On Thursday, Reddit is rolling out a brand new coverage aimed toward balancing its want to license its content material to bigger tech firms, like Google, and defending customers’ privateness. The newly introduced “Public Content material Coverage” will now be a part of Reddit’s current privateness coverage and content material coverage to information how Reddit’s knowledge is being accessed and utilized by business entities and different companions. Associated to this, the corporate additionally introduced a subreddit devoted to researchers working with Reddit’s knowledge.

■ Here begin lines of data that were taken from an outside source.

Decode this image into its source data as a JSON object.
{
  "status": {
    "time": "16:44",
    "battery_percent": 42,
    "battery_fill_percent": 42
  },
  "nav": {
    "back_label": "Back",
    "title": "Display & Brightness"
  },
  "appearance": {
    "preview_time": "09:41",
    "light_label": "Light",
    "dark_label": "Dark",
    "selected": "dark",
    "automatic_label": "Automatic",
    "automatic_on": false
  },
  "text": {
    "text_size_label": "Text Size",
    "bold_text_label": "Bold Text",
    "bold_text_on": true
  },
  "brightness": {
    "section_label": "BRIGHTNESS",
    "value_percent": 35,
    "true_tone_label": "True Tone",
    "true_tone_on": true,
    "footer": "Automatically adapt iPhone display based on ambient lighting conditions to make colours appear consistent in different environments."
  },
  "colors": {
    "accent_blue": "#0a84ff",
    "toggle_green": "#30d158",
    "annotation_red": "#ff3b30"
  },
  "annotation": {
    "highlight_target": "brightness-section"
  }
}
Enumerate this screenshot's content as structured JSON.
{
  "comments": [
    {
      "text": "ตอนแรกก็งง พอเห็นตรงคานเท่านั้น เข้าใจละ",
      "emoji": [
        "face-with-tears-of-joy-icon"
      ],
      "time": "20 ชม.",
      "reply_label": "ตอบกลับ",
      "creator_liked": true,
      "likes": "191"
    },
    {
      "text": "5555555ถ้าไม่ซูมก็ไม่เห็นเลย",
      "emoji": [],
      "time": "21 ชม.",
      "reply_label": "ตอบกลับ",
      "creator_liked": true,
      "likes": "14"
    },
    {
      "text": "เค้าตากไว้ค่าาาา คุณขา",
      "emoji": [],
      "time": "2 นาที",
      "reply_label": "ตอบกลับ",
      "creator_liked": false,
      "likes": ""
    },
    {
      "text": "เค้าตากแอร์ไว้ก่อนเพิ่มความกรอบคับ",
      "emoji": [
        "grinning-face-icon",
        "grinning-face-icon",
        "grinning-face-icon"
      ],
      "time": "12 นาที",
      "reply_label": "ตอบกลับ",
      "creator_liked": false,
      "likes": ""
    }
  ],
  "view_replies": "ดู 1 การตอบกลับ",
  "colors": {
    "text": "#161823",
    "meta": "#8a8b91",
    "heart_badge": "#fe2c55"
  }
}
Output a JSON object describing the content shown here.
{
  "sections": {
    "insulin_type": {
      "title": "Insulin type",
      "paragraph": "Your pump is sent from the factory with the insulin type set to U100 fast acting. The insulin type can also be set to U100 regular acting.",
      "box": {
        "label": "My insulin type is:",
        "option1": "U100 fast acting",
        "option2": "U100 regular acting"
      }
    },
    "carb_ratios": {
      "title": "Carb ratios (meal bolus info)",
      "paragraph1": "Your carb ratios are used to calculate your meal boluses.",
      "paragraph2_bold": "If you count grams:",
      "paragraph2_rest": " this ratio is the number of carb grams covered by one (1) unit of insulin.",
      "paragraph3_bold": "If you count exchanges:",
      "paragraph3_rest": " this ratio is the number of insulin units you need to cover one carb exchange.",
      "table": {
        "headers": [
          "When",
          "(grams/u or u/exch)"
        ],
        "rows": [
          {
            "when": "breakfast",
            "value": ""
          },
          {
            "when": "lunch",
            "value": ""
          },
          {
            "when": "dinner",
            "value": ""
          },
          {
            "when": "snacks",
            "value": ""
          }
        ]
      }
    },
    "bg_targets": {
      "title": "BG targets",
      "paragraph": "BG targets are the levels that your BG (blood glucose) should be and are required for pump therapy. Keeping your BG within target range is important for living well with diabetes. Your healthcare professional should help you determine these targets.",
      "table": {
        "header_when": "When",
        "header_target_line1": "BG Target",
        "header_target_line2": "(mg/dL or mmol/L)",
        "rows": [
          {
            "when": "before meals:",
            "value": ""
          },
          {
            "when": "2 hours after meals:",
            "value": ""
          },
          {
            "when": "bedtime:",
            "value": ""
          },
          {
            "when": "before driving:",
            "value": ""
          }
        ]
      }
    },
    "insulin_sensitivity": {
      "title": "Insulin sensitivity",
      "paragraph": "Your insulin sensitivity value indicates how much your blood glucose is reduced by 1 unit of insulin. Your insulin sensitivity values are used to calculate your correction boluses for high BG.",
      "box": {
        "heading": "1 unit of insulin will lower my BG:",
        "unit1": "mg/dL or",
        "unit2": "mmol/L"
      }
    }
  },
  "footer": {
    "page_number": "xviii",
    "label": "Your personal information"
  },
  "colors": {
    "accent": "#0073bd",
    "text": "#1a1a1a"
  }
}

The announcement comes shortly after Reddit’s inventory market debut, which sees the corporate positioning itself to develop income not solely from the adverts that run on its platform and API utilization by builders but in addition from its corpus of knowledge. The corporate in its IPO prospectus mentioned it had already made $203 million by means of knowledge licensing agreements and expects that quantity to extend over time.
Whereas Reddit hadn’t traditionally blocked entry to its knowledge for AI coaching functions, it modified its course final 12 months. Reddit CEO Steve Huffman informed The New York Occasions that it didn’t make sense for Reddit to proceed to offer “all of that worth to a few of the largest firms on this planet totally free,” signaling the corporate’s plan to maneuver into the info licensing area.
With these efforts now properly underway, the brand new Public Content material Coverage will lock down entry to Reddit’s knowledge with out an settlement. (Reddit says it’s not including new restrictions, simply publicizing the coverage it’s had in place internally for a while.)
“Sadly, we see increasingly business entities utilizing unauthorized entry or misusing licensed entry to gather public knowledge in bulk, together with Reddit public content material,” Reddit writes in its weblog. “Worse, these entities understand they haven’t any limitation on their utilization of that knowledge, they usually achieve this with no regard for person rights or privateness, ignoring affordable authorized, security, and person elimination requests. Whereas we’ll proceed our efforts to dam identified dangerous actors, we have to do extra to limit entry to Reddit public content material at scale to trusted actors who’ve agreed to abide by our insurance policies. However we additionally must proceed to make sure that customers, mods, researchers, and different good-faith, non-commercial actors have entry.”
In different phrases, entry to Reddit knowledge for analysis and different non-commercial efforts will proceed, however these entities that wish to use Reddit’s knowledge for different functions — together with for AI coaching — must pay. In a graphic shared on the weblog, Reddit makes this clear, saying that companies desirous about utilizing Reddit knowledge to “energy, increase or improve your product for any business functions” requires a contract.
Advertisers, in the meantime, are directed to an adverts API for managing campaigns and monitoring their efficiency.
As a result of the corporate is basically simply a big web site, indexable by search engines like google, this new coverage goals to lock down Reddit content material from any unauthorized assortment whereas additionally respecting customers’ rights.
As an example, Reddit says that its companions must add customers’ choices to delete their content material. So if customers don’t need their private posts to turn into fodder for future AI engines, they need to have the ability to decide out. Companions are additionally restricted by the brand new coverage from utilizing Reddit’s content material to establish people or their private data, together with for advert focusing on. Companions can also’t use Reddit content material to spam or harass its customers or to conduct “background checks, facial recognition, authorities surveillance, or assist legislation enforcement do any of the above.”
The coverage moreover restricts entry to grownup media and clarifies that Reddit gained’t promote its customers’ private data. The corporate additionally notes that it’s going to by no means license private content material like personal messages or private account data, like customers’ emails or looking historical past, amongst different issues.
To assist researchers who wish to use Reddit knowledge for non-commercial functions, the corporate has established a brand new subreddit, r/reddit4researchers. The corporate says it’s partnering with OpenMined to additionally develop a program to information and develop researchers’ collaboration with Reddit.